More on France, this article is from 2007 when Tysabri was approved in France. They have been infusing since a week before this article was published:

http://www.apmhealtheurope.com/story...46&numero=6296

"...Asked by APM about rapidly evolving MS, Prof de Seze explained that natalizumab can be administered after mitoxantrone, which is limited to six infusions due to toxic haematological effects, but that there must be a time lapse between the two to allow the immune system to recover. He considers it preferable to offer a different immunomodulator after mitoxantrone, or natalizumab before mitoxantrone.
In France, natalizumab can only be prescribed by hospital neurologists. Certain precautions have to be taken before treatment initiation, mostly due to the risk of PML. A brain MRI must have been carried out less than three months previously and neurologists must check for immunosuppression and latent tuberculosis. If previous immunosuppressive treatment has been used, there is a six-month delay before Tysabri treatment can be started, to give the immune system time to recover."

I don't know how many people in France are on Tysabri. They don't seem to be having any of the problems that Germany is having or we would be hearing about it.The patients first infused in France are about where Wiz and I are right now and so far, no PML reported there from any of the information I can find.

The German patients do NOT seem to be having a lengthy washout from mitoxantrone, they do NOT seem to have the monitoring that we have and that France has, and for two countries who started infusing around the same time, the discrepancy in PML cases is outstanding between France and Germany.

As far as the CD4/CD8 testing, it's possible that you get tested as a part of your bloodwork. Ask your neuro exactly what he/she tests for when they do bloodwork as a part of their monitoring.

The Tysabri rate is 60%US/40%ROW as Natalie stated. The figure of 64K is also correct +-. This figure is all patients who have been exposed to Tysabri, including trial patients and people who have discontinued Tysabri. I believe the 45K+- figure is people who are on Tysabri post market retail (since 2006 return to market) and does NOT include trial patients who are in STRATA, TYGRIS, etc. so that is where the discrepancy in the numbers comes from.


My news:
I received a second call from Biogen yesterday. We ARE having an effect. They are being swamped by calls, our points are being presented clearly and the top brass is getting the messages and is listening to the monitored and taped calls.

When asked how long would be too long for them to make a decision as to how to get the information out to patients, I said that people are already speaking with news agencies, calling senators and that suggestions have been made as to more direct protests, including refusing one infusion in one month across the board if need be, but that they do have some time but that shouldn't be construed as more than two to three months.

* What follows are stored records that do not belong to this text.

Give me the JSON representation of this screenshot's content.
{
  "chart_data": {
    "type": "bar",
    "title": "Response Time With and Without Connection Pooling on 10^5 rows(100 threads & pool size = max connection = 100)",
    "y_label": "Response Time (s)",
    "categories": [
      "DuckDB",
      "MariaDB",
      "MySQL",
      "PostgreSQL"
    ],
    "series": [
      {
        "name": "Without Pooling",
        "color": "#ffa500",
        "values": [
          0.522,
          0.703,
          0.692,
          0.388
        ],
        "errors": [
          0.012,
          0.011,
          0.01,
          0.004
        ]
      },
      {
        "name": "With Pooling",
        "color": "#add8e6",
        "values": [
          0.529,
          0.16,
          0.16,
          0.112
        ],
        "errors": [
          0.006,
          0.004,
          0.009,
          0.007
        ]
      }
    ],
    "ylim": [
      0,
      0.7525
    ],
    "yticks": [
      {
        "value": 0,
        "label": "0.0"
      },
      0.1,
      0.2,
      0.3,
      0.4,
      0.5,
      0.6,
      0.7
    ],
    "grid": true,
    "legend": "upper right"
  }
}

I reminded him that we as patients are the best advocates for other patients, that Tysabri is a patient driven drug, but that none of us are feeling comfortable right now with what we can tell new people who ask us about our Tysabri experience and that replies are starting to include the fact that we as patients who have been on Tysabri for a long period are being held back by not receiving information about the new cases of PML announced by the EMEA and the FDA, and no word from Biogen and Elan, that our physicians are busy and don't have time to do Biogen's job, that it costs many patients money to see their physician, even if just to ask questions and be given up to date information. I also spoke about the fact that we get faster and more information from financial news agencies than we get from Biogen. I reiterated the fact that we are not asking for names or for people's privacy to be violated, but that we do want country, age, sex, length of time on Tysabri, previous treatments taken, length of washout time, and updates on condition and followups.

I also reminded him that if it wasn't for patients in 2006 at the FDA hearings and working in the background, that Tysabri more than likely wouldn't be on the market right now, and that we did that with little help from Biogen and that with the internet, patients around the world are communicating about this problem and working together to change it.

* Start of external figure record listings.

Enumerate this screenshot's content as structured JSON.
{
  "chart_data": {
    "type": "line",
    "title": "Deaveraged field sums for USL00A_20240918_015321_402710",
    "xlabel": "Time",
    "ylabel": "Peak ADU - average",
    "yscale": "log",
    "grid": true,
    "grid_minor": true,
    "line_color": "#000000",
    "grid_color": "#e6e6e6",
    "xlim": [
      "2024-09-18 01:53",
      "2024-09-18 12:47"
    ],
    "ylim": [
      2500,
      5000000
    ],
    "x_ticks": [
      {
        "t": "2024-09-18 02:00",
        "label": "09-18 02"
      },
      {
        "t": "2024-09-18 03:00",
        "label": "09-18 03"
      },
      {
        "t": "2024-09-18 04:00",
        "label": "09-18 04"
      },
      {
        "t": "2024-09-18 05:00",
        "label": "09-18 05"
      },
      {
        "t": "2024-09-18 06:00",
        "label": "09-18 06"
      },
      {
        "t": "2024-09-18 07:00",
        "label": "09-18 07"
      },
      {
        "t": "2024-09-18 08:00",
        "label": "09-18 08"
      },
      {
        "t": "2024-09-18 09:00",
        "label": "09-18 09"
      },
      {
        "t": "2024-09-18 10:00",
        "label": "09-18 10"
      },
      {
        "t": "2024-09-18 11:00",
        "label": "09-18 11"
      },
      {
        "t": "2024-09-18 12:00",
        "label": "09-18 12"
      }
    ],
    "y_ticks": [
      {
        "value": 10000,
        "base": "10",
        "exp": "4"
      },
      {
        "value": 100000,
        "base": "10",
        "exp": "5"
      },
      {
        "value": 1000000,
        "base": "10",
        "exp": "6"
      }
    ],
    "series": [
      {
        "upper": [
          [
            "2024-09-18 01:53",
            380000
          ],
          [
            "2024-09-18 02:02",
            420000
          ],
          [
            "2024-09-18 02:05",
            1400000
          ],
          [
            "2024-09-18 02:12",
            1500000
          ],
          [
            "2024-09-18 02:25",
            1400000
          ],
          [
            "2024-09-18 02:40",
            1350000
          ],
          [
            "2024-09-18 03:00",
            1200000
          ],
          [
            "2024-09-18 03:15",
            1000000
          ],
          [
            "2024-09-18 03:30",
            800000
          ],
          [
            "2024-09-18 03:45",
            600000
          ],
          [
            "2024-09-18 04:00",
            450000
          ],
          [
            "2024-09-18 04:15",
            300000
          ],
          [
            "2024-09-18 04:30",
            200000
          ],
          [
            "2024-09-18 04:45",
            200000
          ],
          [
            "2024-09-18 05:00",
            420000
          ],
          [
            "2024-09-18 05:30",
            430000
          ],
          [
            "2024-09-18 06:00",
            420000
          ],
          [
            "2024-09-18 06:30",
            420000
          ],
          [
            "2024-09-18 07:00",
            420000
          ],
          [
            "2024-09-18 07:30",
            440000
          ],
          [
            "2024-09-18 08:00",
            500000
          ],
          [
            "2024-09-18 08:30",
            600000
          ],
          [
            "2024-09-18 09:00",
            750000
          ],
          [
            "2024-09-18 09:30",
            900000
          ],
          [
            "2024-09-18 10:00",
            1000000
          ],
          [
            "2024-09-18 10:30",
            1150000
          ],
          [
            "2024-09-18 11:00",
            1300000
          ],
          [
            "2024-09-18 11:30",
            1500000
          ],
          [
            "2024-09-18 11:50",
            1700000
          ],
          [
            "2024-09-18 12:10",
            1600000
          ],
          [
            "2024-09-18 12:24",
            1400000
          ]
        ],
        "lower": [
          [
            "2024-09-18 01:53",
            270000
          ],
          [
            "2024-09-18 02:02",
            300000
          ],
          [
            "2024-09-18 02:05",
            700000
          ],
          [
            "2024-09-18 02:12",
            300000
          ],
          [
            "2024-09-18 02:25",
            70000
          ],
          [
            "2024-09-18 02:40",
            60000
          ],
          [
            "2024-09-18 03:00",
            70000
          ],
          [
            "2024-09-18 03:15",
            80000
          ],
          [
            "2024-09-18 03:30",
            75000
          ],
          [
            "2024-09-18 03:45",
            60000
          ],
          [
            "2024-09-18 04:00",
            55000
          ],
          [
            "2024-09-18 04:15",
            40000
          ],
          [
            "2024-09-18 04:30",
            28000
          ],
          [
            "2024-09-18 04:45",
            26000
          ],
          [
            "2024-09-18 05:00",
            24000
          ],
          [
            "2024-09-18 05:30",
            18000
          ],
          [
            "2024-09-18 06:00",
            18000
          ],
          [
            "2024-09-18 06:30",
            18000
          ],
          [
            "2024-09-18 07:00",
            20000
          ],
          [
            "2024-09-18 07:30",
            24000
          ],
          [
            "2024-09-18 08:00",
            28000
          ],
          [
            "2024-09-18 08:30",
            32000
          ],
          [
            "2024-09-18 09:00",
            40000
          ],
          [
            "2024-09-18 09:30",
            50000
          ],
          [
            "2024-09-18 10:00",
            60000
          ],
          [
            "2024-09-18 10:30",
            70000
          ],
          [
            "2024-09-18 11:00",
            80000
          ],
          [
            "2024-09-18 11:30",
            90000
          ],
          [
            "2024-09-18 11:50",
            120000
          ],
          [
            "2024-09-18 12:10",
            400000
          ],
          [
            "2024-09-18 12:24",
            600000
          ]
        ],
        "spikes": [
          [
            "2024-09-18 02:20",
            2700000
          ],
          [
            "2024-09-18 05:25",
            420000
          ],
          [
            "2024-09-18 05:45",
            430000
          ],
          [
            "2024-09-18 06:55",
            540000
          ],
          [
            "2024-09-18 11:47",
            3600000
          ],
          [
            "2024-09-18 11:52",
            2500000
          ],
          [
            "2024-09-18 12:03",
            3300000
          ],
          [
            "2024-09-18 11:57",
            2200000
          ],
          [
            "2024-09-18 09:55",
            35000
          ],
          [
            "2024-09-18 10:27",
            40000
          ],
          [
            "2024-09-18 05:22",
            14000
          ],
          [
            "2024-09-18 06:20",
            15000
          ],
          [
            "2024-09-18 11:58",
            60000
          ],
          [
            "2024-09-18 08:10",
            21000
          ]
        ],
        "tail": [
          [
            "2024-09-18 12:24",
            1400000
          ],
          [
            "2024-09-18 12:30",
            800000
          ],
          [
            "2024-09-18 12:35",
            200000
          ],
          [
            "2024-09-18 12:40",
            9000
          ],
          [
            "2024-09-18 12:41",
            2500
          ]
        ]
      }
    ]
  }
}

I'm urging people to continue to call, write letters to any addresses you have for Biogen and Elan, including investor relations, and speak with other Tysabri patients you know, whether they are using the same neuro, infusion center, people you know on Tysabri that you speak with on the net, go to other boards that you know of and get the word out. When speaking to someone personally at Biogen or Elan, please be as polite and professional as possible, state the facts, try to get names, call back numbers and email addresses and share them privately since most emails are not public and we want them on our side in a positive way.

We ARE making a difference here but they need to keep hearing what we have to say.